Application – Further orders

ORIGINATING COURT:

Supreme Court at Brisbane

DELIVERED ON:

13 November 2003

DELIVERED AT:

Brisbane

HEARING DATE:

18 September 2003

JUDGES:

Mackenzie J

ORDER:

It is ordered that the applicants pay on the standard basis the respondents’ costs of and incidental to the application for a statutory order of review, including costs of and incidental to the application by the respondents to dismiss the applicants’ application under s 48 of the Judicial Review Act 1991 (Qld), together with reserved costs, if any, to be assessed

CATCHWORDS:

PROCEDURE – COSTS – GENERAL RULE - COSTS FOLLOW THE EVENT – COSTS OF WHOLE ACTION – GENERALLY – where application for statutory order of review dismissed under s 48 Judicial Review Act 1991 (Qld) – where no reasonable basis for application disclosed – whether costs order should be made under s 49

Judicial Review Act 1991 (Qld), s 49
Uniform Civil Procedure Rules
1999 (Qld), r 689

COUNSEL:

I B Bell appeared on his own behalf in the application filed 4 September 2003 and in the application filed 12 September 2003
No appearance for the second applicant in the application filed 4 September 2003 or in the application filed 12 September 2003
J A Logan SC, with S A McLeod, for the respondent in the application filed 4 September 2003 and in the application filed 12 September 2003

SOLICITORS:

I B Bell appeared on his own behalf in the application filed 4 September 2003 and in the application filed 12 September 2003
No appearance for the second applicant in the application filed 4 September 2003 or in the application filed 12 September 2003
Crown Solicitor for the respondent in the application filed 4 September 2003 and in the application filed 12 September 2003

  1. : MACKENZIE JJudgment was delivered on 8 October 2003 dismissing an application for a statutory order of review under the power to do so conferred by s 48(2) of the Judicial Review Act 1991 (Qld). A prerequisite to that order is that no reasonable basis for the application is disclosed. Such a finding would militate strongly against an order under s 49 if one were sought, as the application did (see s 49(2) (c)).

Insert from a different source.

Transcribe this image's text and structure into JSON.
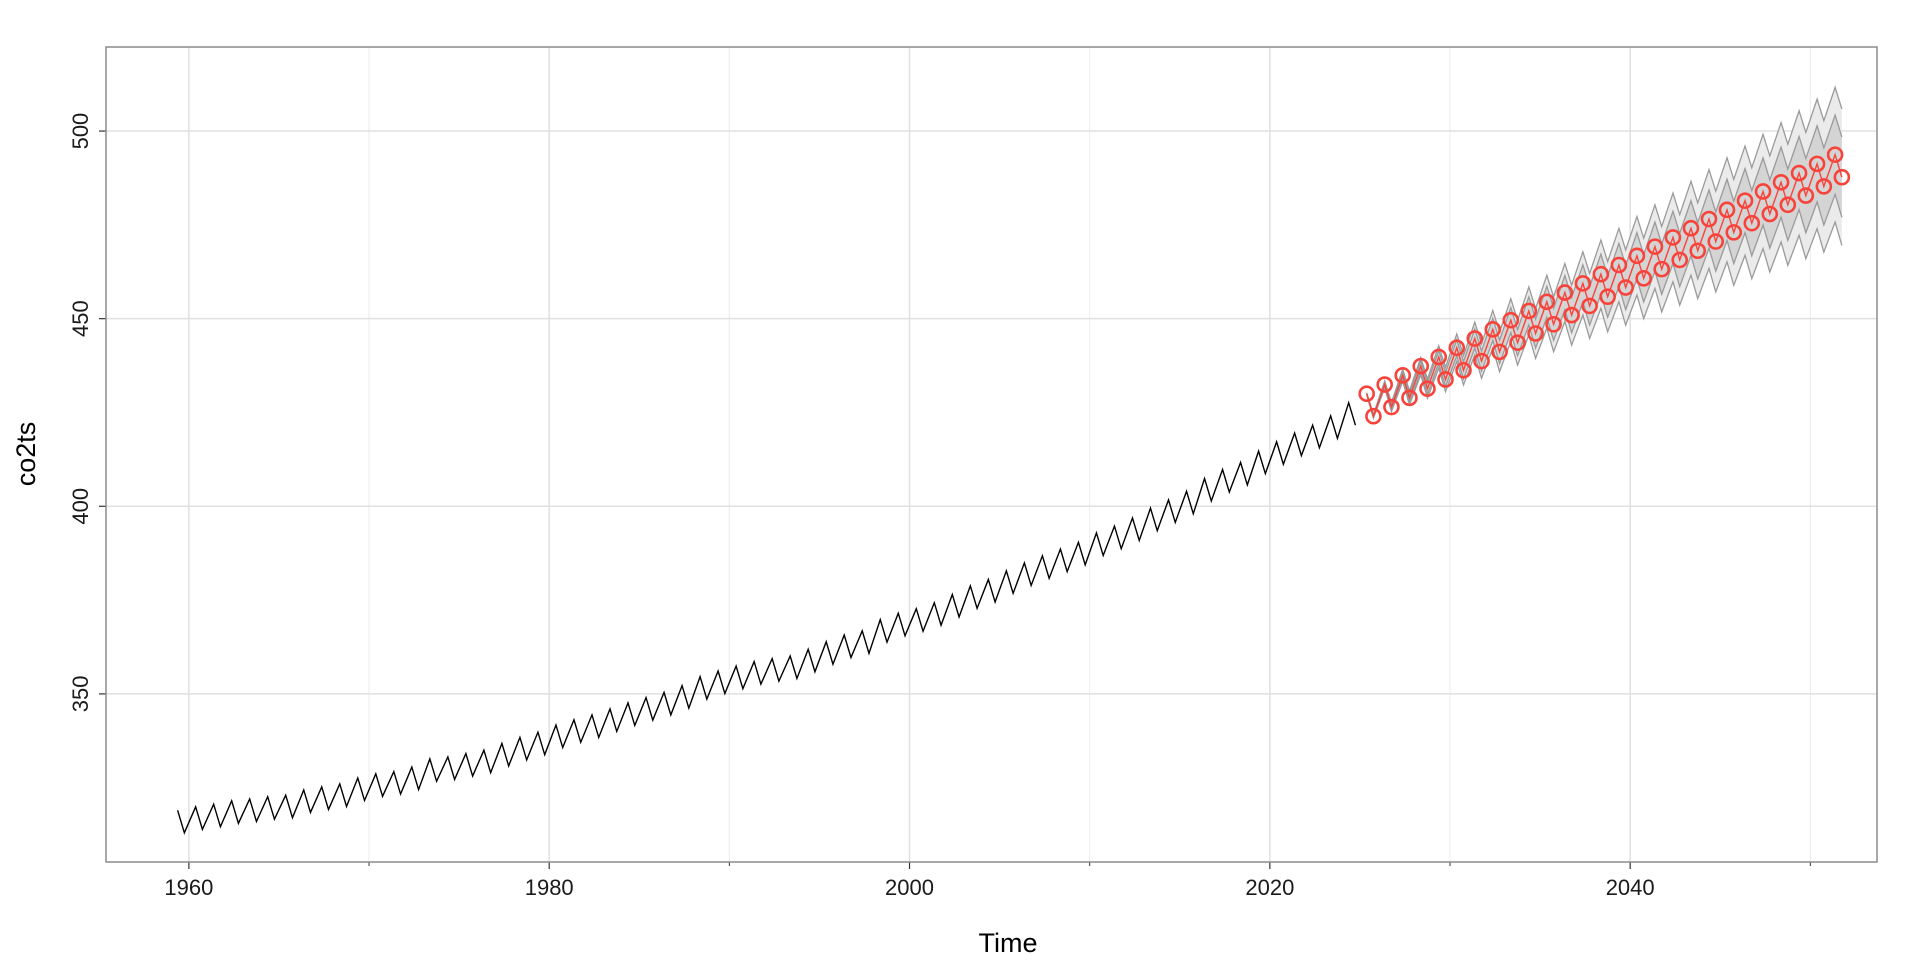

  1. The applicable principle under the UCPR is to be found in rule 689.  While costs are in the discretion of the court, costs follow the event unless the court considers that another order is more appropriate.  Prior to the applications being heard both applicants were communicated with on behalf of the respondents inviting them to withdraw their application on the basis that each party bear their own costs.  Several reasons why they might wish to do so were advanced including the prematurity of proceedings having regard to the stage that proceedings in parliament had reached, and the absence of a decision of an administrative character which might found a right to reasons for the decision to promote the legislation.

  1. Nevertheless the proceedings were not withdrawn and the matter was heard on 18 September 2003.  The fact that the costs of a hearing had to be expended by the respondents rendered nugatory the offer that the proceedings be discontinued on the basis that each party pay its own costs.

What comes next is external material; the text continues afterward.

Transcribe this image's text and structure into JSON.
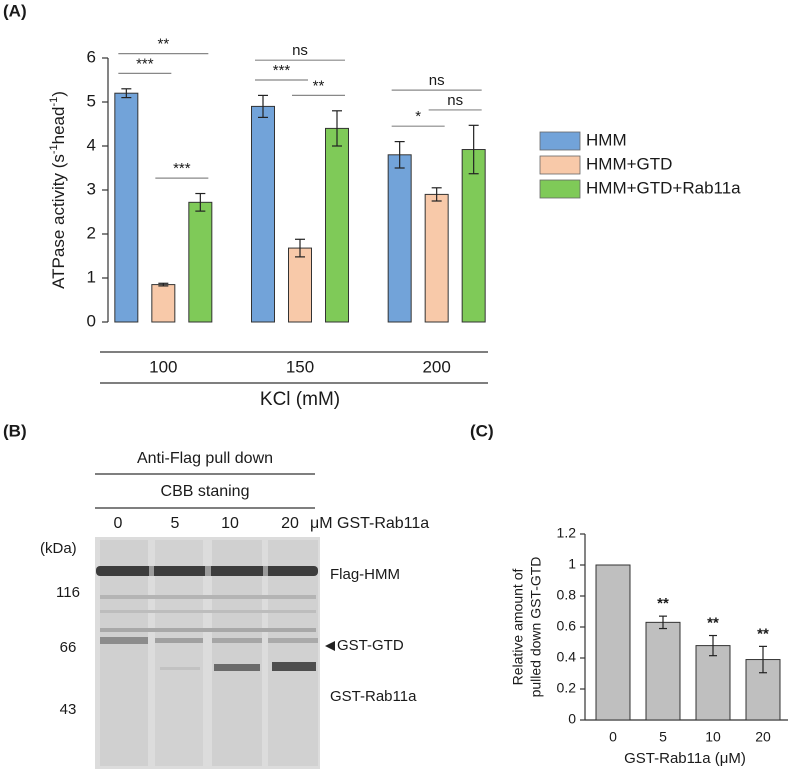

  1. The case is not one where the discretion to make an order under s 49 should be exercised. No other reason demonstrating why the prima facie rule in r 689 UCPR that costs follow the event should be displaced was advanced.  Under the circumstances the respondents are entitled to an order for costs. 

Orders

  1. It is ordered that the applicants pay on the standard basis the respondents’ costs of and incidental to the application for a statutory order of the review, including costs of and incidental to the application by the respondents to dismiss the applicants’ application under s 48 of the Judicial Review Act 1991 (Qld), together with reserved costs, if any, to be assessed.